The smiling face of the pilot greeted me as I climbed into the small plane in Shell Ecuador. We had flown together several times into the Amazon Rainforest, on adventures or taking students into the jungle.
I was setting out on an arduous adventure with my friend Juan Carlos Garcia who works for the World Wildlife Fund of Ecuador.
For a couple of years, Garcia and I explored and talked about the idea of floating down a section of the Capahuari River deep in the Amazon Rainforest of Ecuador. On several occasions, we had drawn plans and maps on napkins, and now it was coming true.
According to stories and conversations Garcia had with the Achuar people who lived in this section of the Amazon, only one person from Ecuador and his son had ever attempted to float this section of the river. And that was ten years ago.
The opportunity to potentially be the first person from the United States to float this section of the Capahuari River was just too tempting to pass up. I would gain an insight as to why this section of the river is rarely floated on our first day of paddling.
After flying for about an hour, the small plane glided past large trees and landed on a dirt brown airstrip carved out of the green jungle in the Achuar village of Pukuan. Outsiders, especially those carrying with them an inflatable kayak, rarely visit the village of Pukuan.
Many smiling and curious faces along the edge of the runway greeted us as we unpacked our provisions from the plane.
The intense heat of the tropical sun pounded us from above. One of the reasons so much stuff grows in the jungle is the constant energy from the sun, 365 days a year, 12 hours a day, always.

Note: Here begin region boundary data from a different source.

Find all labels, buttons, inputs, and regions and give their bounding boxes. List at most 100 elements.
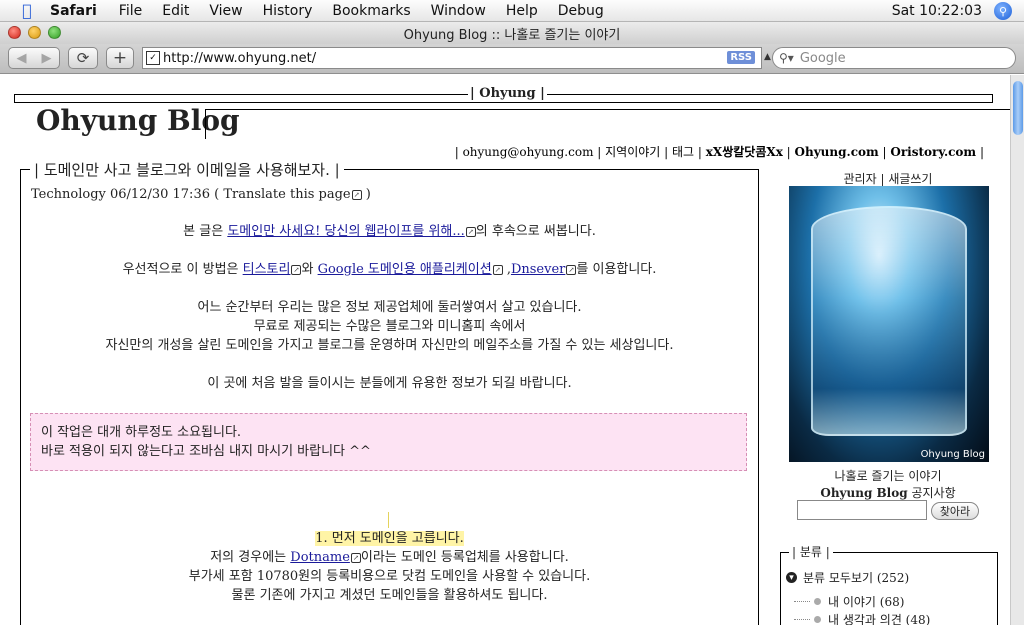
external-link-icon: ↗ [465, 226, 476, 237]
category-bullet-icon [814, 616, 821, 623]
p3-line-2: 무료로 제공되는 수많은 블로그와 미니홈피 속에서 [253, 319, 526, 334]
blog-profile-image: Ohyung Blog [789, 186, 989, 462]
external-link-icon: ↗ [351, 189, 362, 200]
category-root-label[interactable]: 분류 모두보기 (252) [803, 569, 909, 586]
admin-link[interactable]: 관리자 [844, 172, 877, 186]
blog-search-input[interactable] [797, 500, 927, 520]
post-paragraph-3: 어느 순간부터 우리는 많은 정보 제공업체에 둘러쌓여서 살고 있습니다. 무… [20, 298, 759, 355]
nav-email[interactable]: ohyung@ohyung.com [463, 145, 594, 159]
tree-line [794, 601, 810, 602]
notice-line-2: 바로 적용이 되지 않는다고 조바심 내지 마시기 바랍니다 ^^ [41, 444, 371, 459]
reload-icon[interactable]: ⟳ [68, 47, 98, 69]
notice-line-1: 이 작업은 대개 하루정도 소요됩니다. [41, 425, 242, 440]
p1-text: 본 글은 [183, 224, 224, 239]
nav-local-stories[interactable]: 지역이야기 [605, 145, 660, 159]
minimize-window-button[interactable] [28, 26, 41, 39]
photo-caption: Ohyung Blog [920, 449, 985, 460]
s1-line-2: 부가세 포함 10780원의 등록비용으로 닷컴 도메인을 사용할 수 있습니다… [188, 569, 591, 584]
link-google-apps[interactable]: Google 도메인용 애플리케이션 [318, 262, 492, 277]
post-category[interactable]: Technology [31, 187, 106, 202]
p3-line-3: 자신만의 개성을 살린 도메인을 가지고 블로그를 운영하며 자신만의 메일주소… [105, 338, 674, 353]
menu-bar:  Safari File Edit View History Bookmark… [0, 0, 1024, 22]
post-date: 06/12/30 17:36 [110, 187, 210, 202]
zoom-window-button[interactable] [48, 26, 61, 39]
menu-bookmarks[interactable]: Bookmarks [332, 3, 410, 19]
add-bookmark-icon[interactable]: + [106, 47, 134, 69]
nav-ohyung-com[interactable]: Ohyung.com [795, 145, 879, 159]
category-root[interactable]: ▾ 분류 모두보기 (252) [786, 569, 909, 586]
category-title: | 분류 | [789, 543, 833, 560]
window-title: Ohyung Blog :: 나홀로 즐기는 이야기 [403, 27, 621, 43]
notice-label: 공지사항 [911, 486, 956, 500]
notice-blog-name: Ohyung Blog [820, 486, 908, 500]
menu-history[interactable]: History [263, 3, 313, 19]
s1-line-3: 물론 기존에 가지고 계셨던 도메인들을 활용하셔도 됩니다. [231, 588, 548, 603]
glass-illustration [811, 206, 967, 436]
search-magnifier-icon[interactable]: ⚲▾ [779, 51, 794, 65]
notice-link[interactable]: Ohyung Blog 공지사항 [780, 484, 996, 501]
p2-text: 우선적으로 이 방법은 [122, 262, 239, 277]
scrollbar-thumb[interactable] [1013, 81, 1023, 135]
blog-tagline: 나홀로 즐기는 이야기 [834, 469, 942, 483]
category-bullet-icon [814, 598, 821, 605]
nav-ssangkal[interactable]: xX쌍칼닷콤Xx [706, 145, 783, 159]
address-dropdown-icon[interactable]: ▲ [764, 52, 771, 62]
p1-text-after: 의 후속으로 써봅니다. [475, 224, 596, 239]
tree-line [794, 619, 810, 620]
vertical-scrollbar[interactable] [1010, 75, 1024, 625]
menu-help[interactable]: Help [506, 3, 538, 19]
post-title[interactable]: | 도메인만 사고 블로그와 이메일을 사용해보자. | [30, 159, 344, 180]
step-1-section: 1. 먼저 도메인을 고릅니다. 저의 경우에는 Dotname ↗ 이라는 도메인… [20, 529, 759, 605]
browser-toolbar: ◀ ▶ ⟳ + ✓ http://www.ohyung.net/ RSS ▲ ⚲… [0, 44, 1024, 74]
spotlight-search-icon[interactable]: ⚲ [994, 2, 1012, 20]
highlight-marker [388, 512, 389, 528]
close-window-button[interactable] [8, 26, 21, 39]
window-titlebar: Ohyung Blog :: 나홀로 즐기는 이야기 [0, 22, 1024, 44]
post-paragraph-4: 이 곳에 처음 발을 들이시는 분들에게 유용한 정보가 되길 바랍니다. [207, 376, 572, 391]
back-forward-buttons: ◀ ▶ [8, 47, 60, 69]
s1-text-after: 이라는 도메인 등록업체를 사용합니다. [360, 550, 569, 565]
web-page: | Ohyung | Ohyung Blog | ohyung@ohyung.c… [0, 75, 1010, 625]
menu-view[interactable]: View [209, 3, 242, 19]
menu-debug[interactable]: Debug [558, 3, 604, 19]
translate-link[interactable]: ( Translate this page [214, 187, 351, 202]
divider-line-vertical [205, 109, 206, 139]
nav-oristory-com[interactable]: Oristory.com [890, 145, 976, 159]
step-1-heading: 1. 먼저 도메인을 고릅니다. [315, 531, 464, 546]
link-previous-post[interactable]: 도메인만 사세요! 당신의 웹라이프를 위해... [227, 224, 464, 239]
address-bar[interactable]: ✓ http://www.ohyung.net/ RSS [142, 47, 762, 69]
rss-button[interactable]: RSS [727, 51, 755, 64]
p2-text-after: 를 이용합니다. [576, 262, 657, 277]
menubar-clock[interactable]: Sat 10:22:03 [892, 3, 982, 19]
notice-box: 이 작업은 대개 하루정도 소요됩니다. 바로 적용이 되지 않는다고 조바심 … [30, 413, 747, 471]
category-expand-icon[interactable]: ▾ [786, 572, 797, 583]
category-item[interactable]: 내 생각과 의견 (48) [794, 611, 930, 625]
top-nav: | ohyung@ohyung.com | 지역이야기 | 태그 | xX쌍칼닷… [454, 145, 984, 159]
p2-mid: 와 [301, 262, 314, 277]
s1-text: 저의 경우에는 [210, 550, 287, 565]
post-meta: Technology 06/12/30 17:36 ( Translate th… [31, 187, 371, 202]
new-post-link[interactable]: 새글쓰기 [888, 172, 932, 186]
post-paragraph-1: 본 글은 도메인만 사세요! 당신의 웹라이프를 위해... ↗ 의 후속으로 써봅… [20, 222, 759, 241]
link-dnsever[interactable]: Dnsever [511, 262, 565, 277]
menu-app[interactable]: Safari [50, 3, 97, 19]
forward-arrow-icon[interactable]: ▶ [34, 51, 59, 66]
category-item[interactable]: 내 이야기 (68) [794, 593, 904, 610]
category-label[interactable]: 내 생각과 의견 (48) [828, 611, 930, 625]
menu-file[interactable]: File [119, 3, 142, 19]
post-paragraph-2: 우선적으로 이 방법은 티스토리 ↗ 와 Google 도메인용 애플리케이션 ↗ ,… [20, 260, 759, 279]
link-dotname[interactable]: Dotname [290, 550, 350, 565]
external-link-icon: ↗ [566, 264, 577, 275]
menu-window[interactable]: Window [431, 3, 486, 19]
google-search-field[interactable]: ⚲▾ Google [772, 47, 1016, 69]
menu-edit[interactable]: Edit [162, 3, 189, 19]
category-label[interactable]: 내 이야기 (68) [828, 593, 904, 610]
site-id[interactable]: | Ohyung | [468, 86, 547, 101]
blog-search-button[interactable]: 찾아라 [931, 502, 979, 520]
nav-tags[interactable]: 태그 [672, 145, 694, 159]
link-tistory[interactable]: 티스토리 [243, 262, 291, 277]
back-arrow-icon[interactable]: ◀ [9, 51, 34, 66]
external-link-icon: ↗ [291, 264, 302, 275]
apple-menu-icon[interactable]:  [18, 1, 36, 20]
address-url[interactable]: http://www.ohyung.net/ [163, 51, 316, 66]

“Winyahi,” or hello, I said as the sindico or village chief as he approached.
“Winitia,” or welcome, he replied with a smile of a surprise that I would know some of his language.
The sindico’s name was Antonio Ruben Santi, who also served as the communities’ teacher.

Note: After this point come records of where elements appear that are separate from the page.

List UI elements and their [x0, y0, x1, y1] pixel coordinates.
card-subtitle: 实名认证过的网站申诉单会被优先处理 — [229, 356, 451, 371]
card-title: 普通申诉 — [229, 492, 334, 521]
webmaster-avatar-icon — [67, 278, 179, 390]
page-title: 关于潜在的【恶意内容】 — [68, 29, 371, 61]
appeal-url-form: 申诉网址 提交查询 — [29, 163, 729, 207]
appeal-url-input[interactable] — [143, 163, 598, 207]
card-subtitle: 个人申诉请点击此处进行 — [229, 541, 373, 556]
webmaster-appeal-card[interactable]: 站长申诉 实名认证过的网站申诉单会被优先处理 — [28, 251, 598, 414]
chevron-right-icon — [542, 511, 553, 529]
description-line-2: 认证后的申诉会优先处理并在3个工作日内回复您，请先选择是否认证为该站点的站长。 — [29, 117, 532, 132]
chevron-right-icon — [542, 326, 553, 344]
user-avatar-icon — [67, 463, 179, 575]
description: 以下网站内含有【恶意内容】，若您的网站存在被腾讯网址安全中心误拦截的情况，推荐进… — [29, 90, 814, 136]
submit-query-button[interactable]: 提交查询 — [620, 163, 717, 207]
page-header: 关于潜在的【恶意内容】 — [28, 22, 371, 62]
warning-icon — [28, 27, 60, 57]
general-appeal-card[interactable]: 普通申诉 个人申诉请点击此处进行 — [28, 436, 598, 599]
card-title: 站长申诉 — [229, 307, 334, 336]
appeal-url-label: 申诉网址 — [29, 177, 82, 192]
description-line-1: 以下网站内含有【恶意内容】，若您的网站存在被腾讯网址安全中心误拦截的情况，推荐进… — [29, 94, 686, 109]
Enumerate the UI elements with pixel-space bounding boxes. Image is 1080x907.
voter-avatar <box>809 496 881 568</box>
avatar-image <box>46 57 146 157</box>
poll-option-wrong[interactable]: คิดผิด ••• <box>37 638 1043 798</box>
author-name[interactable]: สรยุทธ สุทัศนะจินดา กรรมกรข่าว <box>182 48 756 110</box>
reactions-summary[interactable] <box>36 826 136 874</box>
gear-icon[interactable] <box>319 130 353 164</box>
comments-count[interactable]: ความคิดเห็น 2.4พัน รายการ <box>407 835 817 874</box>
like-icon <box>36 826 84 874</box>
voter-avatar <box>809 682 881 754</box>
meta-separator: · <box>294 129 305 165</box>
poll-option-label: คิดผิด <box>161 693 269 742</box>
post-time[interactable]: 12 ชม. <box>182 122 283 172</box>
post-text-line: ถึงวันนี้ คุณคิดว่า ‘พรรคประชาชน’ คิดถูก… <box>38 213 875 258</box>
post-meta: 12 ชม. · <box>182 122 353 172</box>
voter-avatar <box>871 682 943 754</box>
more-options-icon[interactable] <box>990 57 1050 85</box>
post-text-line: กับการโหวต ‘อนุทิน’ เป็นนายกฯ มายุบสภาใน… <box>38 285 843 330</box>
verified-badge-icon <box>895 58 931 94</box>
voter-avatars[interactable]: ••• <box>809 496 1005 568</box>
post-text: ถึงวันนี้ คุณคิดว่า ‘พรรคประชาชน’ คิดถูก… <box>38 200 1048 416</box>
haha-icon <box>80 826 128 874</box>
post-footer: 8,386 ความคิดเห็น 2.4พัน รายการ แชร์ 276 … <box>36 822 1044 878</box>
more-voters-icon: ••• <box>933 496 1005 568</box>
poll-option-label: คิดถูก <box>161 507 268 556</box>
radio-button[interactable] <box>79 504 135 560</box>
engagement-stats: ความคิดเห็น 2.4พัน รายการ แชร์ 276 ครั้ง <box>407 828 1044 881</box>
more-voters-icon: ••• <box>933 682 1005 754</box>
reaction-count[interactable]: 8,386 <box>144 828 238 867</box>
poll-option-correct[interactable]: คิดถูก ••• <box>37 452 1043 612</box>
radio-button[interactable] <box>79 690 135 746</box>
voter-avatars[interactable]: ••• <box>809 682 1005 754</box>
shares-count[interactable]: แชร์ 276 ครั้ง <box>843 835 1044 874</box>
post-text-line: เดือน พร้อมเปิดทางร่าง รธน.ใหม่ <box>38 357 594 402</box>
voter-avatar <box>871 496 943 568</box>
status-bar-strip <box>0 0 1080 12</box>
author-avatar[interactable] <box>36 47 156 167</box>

Garica explained during our introductions that I have been coming to the Achuar Nation territory for six years and that I was a friend of their people.
After we carried our gear to a grass-roofed hut down by the river, we returned to the main house of the village to state our intentions and introductions.
This is always started with being presented a bowl of chicha, the fermented drink of all the Achuar communities in the jungle.
It is made from the starchy roots of Yuca. They are peeled, cooked and mashed into a mush inside a large pot by the woman of the village. To stimulate the fermentation process, the mashed Yuca is chewed by the woman making the sacred drink and then spit back into the large pot. The bacteria in the saliva help kick-start the fermentation process. The longer it sits in the pot, the higher the alcohol content is in the chichi.
There is no getting around this ritual, especially when I am there to make new friends and gain their support for this adventure.
In addition to being given my private bowl of chicha, the woman took turns going around with a communal bowl from their prized batch. It is something they take great pride in making and refusing to drink is not an option.
Soon a woman is stood in front of me and lifted her bowl to my lips while she looked away. It is considered rude for a stranger to look into the eyes of an Achuar woman.
I took a sip.
Apparently, a sip was not good enough, as she continued to stand in front of me and held the bowl to my mouth and tipped it higher.
I took a large gulp.
Satisfied, she moved next to Garcia who received the same treatment.
At the meeting, I was introduced to our Achuar guides who would accompany us down the river: Edward Santi and Benancio Cuji.
We were in luck because Santi accompanied the journey ten years ago. Hopefully, he would be able to offer some insight. After working for two months, they had just finished making by hand a dugout canoe that would carry some of our gear and the guides.
“You are welcome here,” stated the sindico, Santi.
Garcia informed me, some of the women in the village said I looked like a man they saw once in the movies.
I asked, “What kind of guy was he?”
Garcia replied, “Apparently the bad guy, but don’t worry, they like you, they think you are funny.”
“Good to know,” I answered as a parrot landed on my shoulder.
We planned to leave early the next morning to begin the first leg of paddling down the Capahuari River.
Darkness came fast in the jungle and but the darkness was pushed back by the light of the full moon: a magical way to start a special journey.
This is a wonderful adventure. Congratulations!